На этот раз мой путь пролег через низину. Фасад открылся мне после того, как я сошел со склона, поросшего густой растительностью, и был от дома на расстояньи выстрела. Пришлось идти кругом. Тому имелись веские причины. Во-первых, парадный вход не открывали, быть может, не одно столетье, и эта половина дома была совсем необитаемой. А главное, когда однажды я уже пришелся здесь не ко двору, что можно было ожидать сейчас? Конечно, при условии, что мой хозяин жив. Но даже если нет, я должен хорошенько осмотреть усадьбу. Я миновал ухоженный когда-то яблоневый сад, скрываясь за кустарником и миртовой оградой, и тихо шел по прелым листьям, устлавшим мокрую дорожку. Еще подрагивал тускнеющий густо-лиловый свет; на западе короткая полоска безоблачного неба обнажила молодые звезды. Стояла обыкновенная для этих мест, ничем не нарушаемая тишина.
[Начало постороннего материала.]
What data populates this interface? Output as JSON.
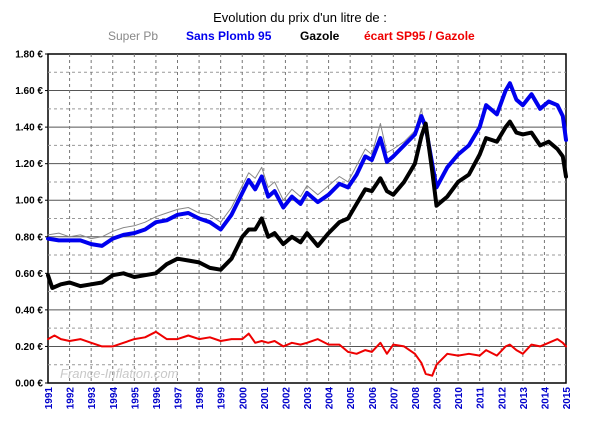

Я вышел к заднему крыльцу. И здесь – все та же тишина, тот же покой. Входные двери настежь, а на пороге, прислонившись к косяку, застыла женщина, казалось, созерцавшая усеянную звездами полоску неба.

Не стану утверждать, что сразу же ее узнал. Но что-то в ее чертах и тайном зове, исходившем от нее, внезапно всколыхнуло сердце. Отбросив всяческие опасенья, я открылся и подошел к ней.

Меня завидев, она чуть повернула голову и двинулась навстречу каменной походкой, пощуриваясь в сумеречном свете. Эти глаза и волосы, слегка разомкнутые губы и худенькие плечи, казалось, заключали неистовую силу воли; эта нервозная рука, беспомощно опущенная долу, и платье с кружевом, муаровая шаль, и ожерелье из топазов, и даже крошечная диадема – все было столь знакомым, что обмануться я не мог. С каждым шагом предчаяние сердца, моя надежда перерастали в твердую уверенность: Лючия! Воистину Лючия, а не отвратное виденье той далекой ночи. Тогда, конечно, я не подумал, что эта юная особа не может быть оригиналом старинного портрета, – сотня других причин мне говорила об обратном. Нас разделял какой-то шаг, а я, я только на нее смотрел, не в силах проронить ни слова.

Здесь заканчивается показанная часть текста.